New Brains for Everyone, the Brokedowns debut full-length, features both aforementioned songs as well as a banger that ebbs and flows in intensity, “Coke Mule Blues.” The following release Species Bender (2010) showed them in their element. Having signed to Red Scare Records, joining bands like The Copyrights, Sundowner, and The Falcon, our boys in the Brokedowns got more experimental in their sound while maintaining a healthy balance of bass leads and guitar riffs.

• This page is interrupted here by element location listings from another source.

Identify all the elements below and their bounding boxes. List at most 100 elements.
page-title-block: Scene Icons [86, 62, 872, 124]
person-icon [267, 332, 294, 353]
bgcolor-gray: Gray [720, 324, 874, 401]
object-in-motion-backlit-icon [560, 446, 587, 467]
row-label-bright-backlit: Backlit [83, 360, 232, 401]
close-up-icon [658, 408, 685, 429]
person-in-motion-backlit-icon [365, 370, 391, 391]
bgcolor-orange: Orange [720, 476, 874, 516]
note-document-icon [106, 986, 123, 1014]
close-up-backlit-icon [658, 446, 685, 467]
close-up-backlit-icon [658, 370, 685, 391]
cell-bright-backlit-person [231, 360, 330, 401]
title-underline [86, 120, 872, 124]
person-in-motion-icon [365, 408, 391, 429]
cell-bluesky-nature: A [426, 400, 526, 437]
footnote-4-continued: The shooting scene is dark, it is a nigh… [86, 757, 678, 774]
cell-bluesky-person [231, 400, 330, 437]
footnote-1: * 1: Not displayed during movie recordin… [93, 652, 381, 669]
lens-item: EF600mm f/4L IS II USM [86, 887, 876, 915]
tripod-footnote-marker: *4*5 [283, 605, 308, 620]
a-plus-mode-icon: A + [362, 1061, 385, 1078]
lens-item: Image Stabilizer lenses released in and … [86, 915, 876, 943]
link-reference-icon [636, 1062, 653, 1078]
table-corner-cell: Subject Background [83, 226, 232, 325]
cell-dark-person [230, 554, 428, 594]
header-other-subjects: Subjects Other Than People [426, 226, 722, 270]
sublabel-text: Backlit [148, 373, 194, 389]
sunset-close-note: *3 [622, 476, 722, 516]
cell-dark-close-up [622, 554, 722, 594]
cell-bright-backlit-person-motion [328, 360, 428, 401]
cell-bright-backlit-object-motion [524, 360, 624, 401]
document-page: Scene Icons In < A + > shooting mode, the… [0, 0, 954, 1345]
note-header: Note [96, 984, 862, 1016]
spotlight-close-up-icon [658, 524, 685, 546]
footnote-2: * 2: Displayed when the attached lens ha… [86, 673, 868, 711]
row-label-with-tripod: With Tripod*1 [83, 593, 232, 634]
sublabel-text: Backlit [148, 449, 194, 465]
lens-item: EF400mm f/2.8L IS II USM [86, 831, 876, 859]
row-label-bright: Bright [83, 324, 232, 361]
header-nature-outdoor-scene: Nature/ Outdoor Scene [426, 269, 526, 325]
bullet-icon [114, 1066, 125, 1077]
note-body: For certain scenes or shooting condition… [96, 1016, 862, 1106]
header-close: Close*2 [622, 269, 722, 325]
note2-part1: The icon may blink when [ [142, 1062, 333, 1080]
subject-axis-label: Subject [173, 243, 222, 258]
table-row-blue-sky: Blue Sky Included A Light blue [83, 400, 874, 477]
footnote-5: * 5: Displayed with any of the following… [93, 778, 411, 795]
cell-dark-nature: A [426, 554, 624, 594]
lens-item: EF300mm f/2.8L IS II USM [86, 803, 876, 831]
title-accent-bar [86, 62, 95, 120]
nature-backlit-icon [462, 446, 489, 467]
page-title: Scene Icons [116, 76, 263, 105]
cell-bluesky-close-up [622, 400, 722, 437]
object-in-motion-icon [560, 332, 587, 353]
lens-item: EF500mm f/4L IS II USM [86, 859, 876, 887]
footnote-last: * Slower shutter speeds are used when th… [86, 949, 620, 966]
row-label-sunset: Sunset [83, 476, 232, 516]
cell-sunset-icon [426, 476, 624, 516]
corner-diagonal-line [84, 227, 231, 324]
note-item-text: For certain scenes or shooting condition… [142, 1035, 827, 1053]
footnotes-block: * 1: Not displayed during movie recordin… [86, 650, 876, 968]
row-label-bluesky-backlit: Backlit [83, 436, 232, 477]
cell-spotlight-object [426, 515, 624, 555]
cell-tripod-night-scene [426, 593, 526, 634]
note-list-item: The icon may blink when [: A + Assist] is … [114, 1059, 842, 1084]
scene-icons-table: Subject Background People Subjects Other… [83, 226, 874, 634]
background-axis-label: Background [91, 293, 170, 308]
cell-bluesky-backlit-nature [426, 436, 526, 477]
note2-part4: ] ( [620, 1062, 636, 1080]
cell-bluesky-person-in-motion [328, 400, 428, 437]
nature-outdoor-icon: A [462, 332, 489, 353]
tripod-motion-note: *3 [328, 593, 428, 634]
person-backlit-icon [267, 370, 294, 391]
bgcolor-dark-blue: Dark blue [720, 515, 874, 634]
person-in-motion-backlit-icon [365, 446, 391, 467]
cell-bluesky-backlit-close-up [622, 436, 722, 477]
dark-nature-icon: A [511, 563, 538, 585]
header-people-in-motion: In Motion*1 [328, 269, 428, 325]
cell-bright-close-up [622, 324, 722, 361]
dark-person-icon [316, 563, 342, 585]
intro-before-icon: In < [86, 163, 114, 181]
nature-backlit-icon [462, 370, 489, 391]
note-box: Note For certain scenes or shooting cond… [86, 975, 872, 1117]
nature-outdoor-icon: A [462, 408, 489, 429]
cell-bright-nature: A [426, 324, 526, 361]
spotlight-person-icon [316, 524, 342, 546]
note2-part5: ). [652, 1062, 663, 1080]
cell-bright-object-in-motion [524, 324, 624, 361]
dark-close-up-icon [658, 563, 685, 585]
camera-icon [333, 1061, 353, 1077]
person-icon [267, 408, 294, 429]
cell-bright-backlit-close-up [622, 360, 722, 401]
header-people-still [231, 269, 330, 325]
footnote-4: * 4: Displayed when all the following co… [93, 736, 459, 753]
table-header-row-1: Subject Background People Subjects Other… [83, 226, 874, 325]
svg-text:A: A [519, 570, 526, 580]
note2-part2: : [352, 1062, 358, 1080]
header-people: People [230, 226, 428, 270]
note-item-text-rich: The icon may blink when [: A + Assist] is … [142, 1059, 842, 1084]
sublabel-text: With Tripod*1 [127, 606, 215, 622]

Though the crunchy guitars were unchanged, the beginning of their 2014 release Life is a Breeze sounds and feels distinctly more mature. There's even a whoa-oh gang vocal in the back, and harmonies throughout. Their songs, previously forlorn, hold some feelings of that hope for a better future that felt millions of miles away in their earliest release. Maybe it was watching their kids grow that pushed them in a more purposeful direction, though there isn't necessarily evidence to support that in their current onstage banter.
During a recent set at Catapult Records and Toys in Crystal Lake, a patron cried out from the audience, “Hey, watch the language!” “There are kids here,” someone else grunted halfheartedly. Already nearing uproarious laughter, Eric turned to attempt to re-win the crowd. His six stringed compatriot Kris Megyery quickly interrupted and addressed Eric’s kids directly, holding on to the microphone stand so as not to lose his balance during the giggle fits that punctuated outbursts like “Your dad's a dick, buddy. He's a real piece of shit,” carousing and radiating false empathy to the crowd.

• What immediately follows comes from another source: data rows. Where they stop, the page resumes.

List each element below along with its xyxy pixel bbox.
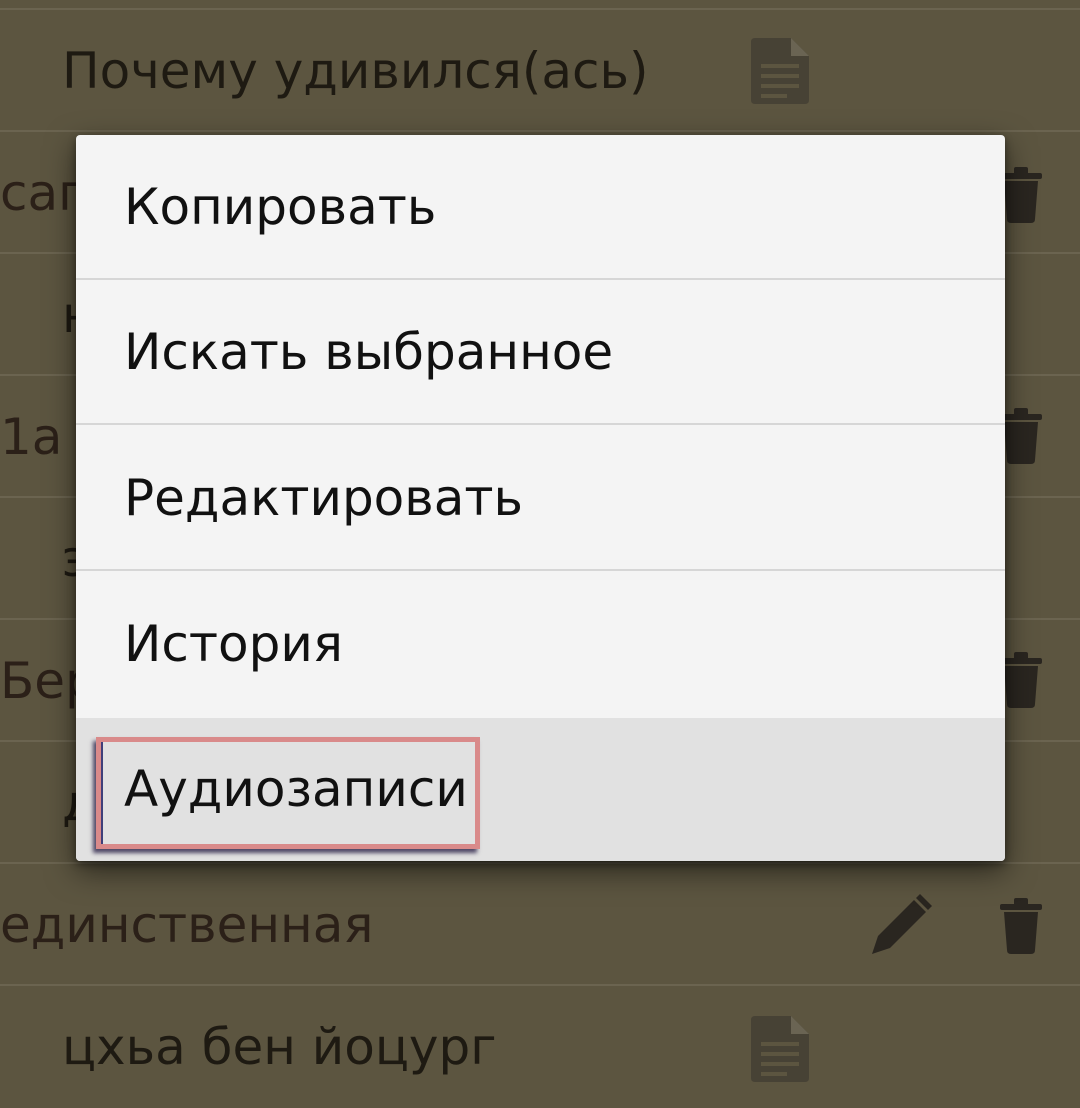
menu-item-label: Редактировать <box>124 469 523 527</box>
menu-item-label: Искать выбранное <box>124 323 614 381</box>
menu-item-history[interactable]: История <box>76 572 1005 718</box>
menu-item-label: Копировать <box>124 178 437 236</box>
menu-item-edit[interactable]: Редактировать <box>76 426 1005 571</box>
menu-item-copy[interactable]: Копировать <box>76 135 1005 280</box>
menu-item-label: История <box>124 615 343 673</box>
menu-item-audio-recordings[interactable]: Аудиозаписи <box>76 718 1005 861</box>
context-menu: Копировать Искать выбранное Редактироват… <box>76 135 1005 861</box>
menu-item-search-selected[interactable]: Искать выбранное <box>76 280 1005 425</box>
menu-item-label: Аудиозаписи <box>124 760 468 818</box>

They're a pack of characters, easy to locate by the groups of friends that grab them as they traverse the crowd at shows. Behind the drum kit presides Mustafa"Moose" Daka, high wizard priest of rhythm. His arms are everywhere at once, moving at an imperceptible pace. Jon Balun, lead singer and bassist, is tall enough to stand out in most crowds inside the city, though it gets a little harder in the burbs, where they grow the majority of their men tall and broad-shouldered. His voice, wild and throaty onstage, is hushed and clipped in conversation. Outside Reckless Records at their release show for their latest album Sick of Space on Red Scare Industries, we had a friendly disagreement about the merits of celery salt on a Chicago dog. Though Kris was amazingly krisp onstage at Reckless, we all missed Eric, at home ailing from the stomach flu. Feel better, champ!
Sick of Space promises to be a new return to the galloping bass driven, guitar-riffin’ satirical punk we know and love, based on the first lyric videos they've released for “Pardon the Light” and “Led Zepplin III”. I'm ready for rowdy political dissent in musical form, with a hint of twang. If you haven't already clicked the player above in this article, I'm sorry for the moments of your life that did not yet have this album in it. Or just crank some ELO. It's what Kris would want.